SMPS is putting out 240VDC B+
Plates are seeing about 90VDC V1A and 120VDCV2A
Any suggestions on how to tame this or solve?
Thanks!

sajy_ho

#13
Yep, me too, Too much high frequency oscillations. I'm giving up the 555 SMPS, how about using another chip like LT1054 for a SMPS design. Or this one with a MAX1771?http://desmith.net/NMdS/Electronics/NixiePSU.html
Btw I'm using a 12V-3A switching adapter and a 12V-1A regulated one, with both experiencing oscillations and IRF740 gets very hot, but a little less with regulated one. Any reasons?
Thanks
Life is too short for being regretful about it.

duck_arse

are you both using 555, or the cmos type, like 7555 or tlc555 something? the cmos chip draws much less current, and has a different output section which means less power line spikes. you will probably still need to isolate the 7555 supply from the rest of the audio sections, and keep all your earths seperate. and big fat bypass caps, complemented with little skinny ceramic types.
" I will say no more "

sajy_ho

Quote from: duck_arse on February 04, 2014, 10:12:55 AM
are you both using 555, or the cmos type, like 7555 or tlc555 something? the cmos chip draws much less current, and has a different output section which means less power line spikes. you will probably still need to isolate the 7555 supply from the rest of the audio sections, and keep all your earths seperate. and big fat bypass caps, complemented with little skinny ceramic types.
I'm using a NE555 timer chip, how about the MOSFET?it gets very hot as I turn on the circuit.
Life is too short for being regretful about it.

duck_arse

I'm not familiar w/ the circuit, but the 555 spikes might be overworking the mosfet.
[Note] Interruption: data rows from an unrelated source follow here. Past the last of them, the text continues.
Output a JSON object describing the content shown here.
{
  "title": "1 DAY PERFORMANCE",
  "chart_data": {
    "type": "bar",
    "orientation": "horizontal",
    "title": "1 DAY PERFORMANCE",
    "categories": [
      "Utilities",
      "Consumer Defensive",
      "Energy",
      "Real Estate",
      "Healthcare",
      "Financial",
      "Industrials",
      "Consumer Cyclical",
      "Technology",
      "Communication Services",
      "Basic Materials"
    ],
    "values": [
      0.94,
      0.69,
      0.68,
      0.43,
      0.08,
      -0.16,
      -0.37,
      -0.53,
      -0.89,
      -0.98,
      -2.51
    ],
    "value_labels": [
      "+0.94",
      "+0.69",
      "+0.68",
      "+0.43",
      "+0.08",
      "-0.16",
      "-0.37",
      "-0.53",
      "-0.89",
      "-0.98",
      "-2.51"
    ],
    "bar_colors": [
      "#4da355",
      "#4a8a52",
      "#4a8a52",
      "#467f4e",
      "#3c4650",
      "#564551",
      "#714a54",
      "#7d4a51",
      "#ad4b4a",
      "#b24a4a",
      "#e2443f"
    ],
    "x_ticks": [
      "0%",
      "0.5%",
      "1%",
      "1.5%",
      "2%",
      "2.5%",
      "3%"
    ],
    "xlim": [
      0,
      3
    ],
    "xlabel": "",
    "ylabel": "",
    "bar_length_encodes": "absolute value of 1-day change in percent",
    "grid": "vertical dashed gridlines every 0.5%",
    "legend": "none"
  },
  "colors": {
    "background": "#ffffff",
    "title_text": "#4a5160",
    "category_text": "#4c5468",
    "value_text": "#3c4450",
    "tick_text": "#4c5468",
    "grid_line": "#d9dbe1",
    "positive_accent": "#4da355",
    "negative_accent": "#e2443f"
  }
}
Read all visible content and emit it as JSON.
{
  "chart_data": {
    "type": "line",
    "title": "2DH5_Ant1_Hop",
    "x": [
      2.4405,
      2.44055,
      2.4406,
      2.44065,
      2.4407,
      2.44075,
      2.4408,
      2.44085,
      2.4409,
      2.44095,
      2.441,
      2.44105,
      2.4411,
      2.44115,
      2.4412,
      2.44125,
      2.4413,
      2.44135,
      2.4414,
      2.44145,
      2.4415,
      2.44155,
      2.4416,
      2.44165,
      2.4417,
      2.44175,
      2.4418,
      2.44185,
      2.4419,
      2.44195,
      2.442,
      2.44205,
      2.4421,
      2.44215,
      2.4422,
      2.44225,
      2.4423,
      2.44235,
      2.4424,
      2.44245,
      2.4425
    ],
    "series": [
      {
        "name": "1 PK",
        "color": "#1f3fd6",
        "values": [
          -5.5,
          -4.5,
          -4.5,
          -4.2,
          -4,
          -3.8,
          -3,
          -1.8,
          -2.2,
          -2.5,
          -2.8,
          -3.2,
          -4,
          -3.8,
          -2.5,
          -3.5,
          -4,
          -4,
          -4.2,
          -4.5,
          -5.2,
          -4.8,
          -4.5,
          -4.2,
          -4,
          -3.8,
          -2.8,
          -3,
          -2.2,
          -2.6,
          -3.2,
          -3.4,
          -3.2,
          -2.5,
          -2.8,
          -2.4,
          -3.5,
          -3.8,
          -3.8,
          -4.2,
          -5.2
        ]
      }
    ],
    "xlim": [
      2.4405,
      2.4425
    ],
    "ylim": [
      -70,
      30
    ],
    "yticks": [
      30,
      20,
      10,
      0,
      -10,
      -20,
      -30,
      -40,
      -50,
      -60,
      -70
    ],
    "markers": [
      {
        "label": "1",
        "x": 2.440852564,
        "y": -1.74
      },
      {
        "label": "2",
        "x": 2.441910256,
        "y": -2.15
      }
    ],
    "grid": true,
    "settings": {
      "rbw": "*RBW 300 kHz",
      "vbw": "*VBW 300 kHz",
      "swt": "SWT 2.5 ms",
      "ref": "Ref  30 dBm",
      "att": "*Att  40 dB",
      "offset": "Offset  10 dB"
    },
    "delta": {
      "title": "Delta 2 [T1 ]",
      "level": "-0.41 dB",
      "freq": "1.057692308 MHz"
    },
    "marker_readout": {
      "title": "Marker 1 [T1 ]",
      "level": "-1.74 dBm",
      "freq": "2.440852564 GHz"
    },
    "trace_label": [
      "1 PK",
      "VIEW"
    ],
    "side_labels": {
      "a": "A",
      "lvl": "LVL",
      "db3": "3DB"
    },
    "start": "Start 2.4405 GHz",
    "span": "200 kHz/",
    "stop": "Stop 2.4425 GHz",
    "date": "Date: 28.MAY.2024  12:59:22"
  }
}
IDK. perhaps work out the currents and voltages the mosfet is actually handling, then see what its specs say.
" I will say no more "

goldstache

In all my builds, as long as my inductor amperage rating was big enough, I had very little heat(with sinks on).  I think you mentioned your inductor being high enough. I may need to faraday?

sajy_ho

I found it! The problem was that breadboard. Now I'm getting 200-350V without any heat:http://i587.photobucket.com/albums/ss312/sajy_ho/23122011466.jpg
Thanks to GTFO layout...
Life is too short for being regretful about it.

GibsonGM

Nice!  I have to order my parts so I can do this.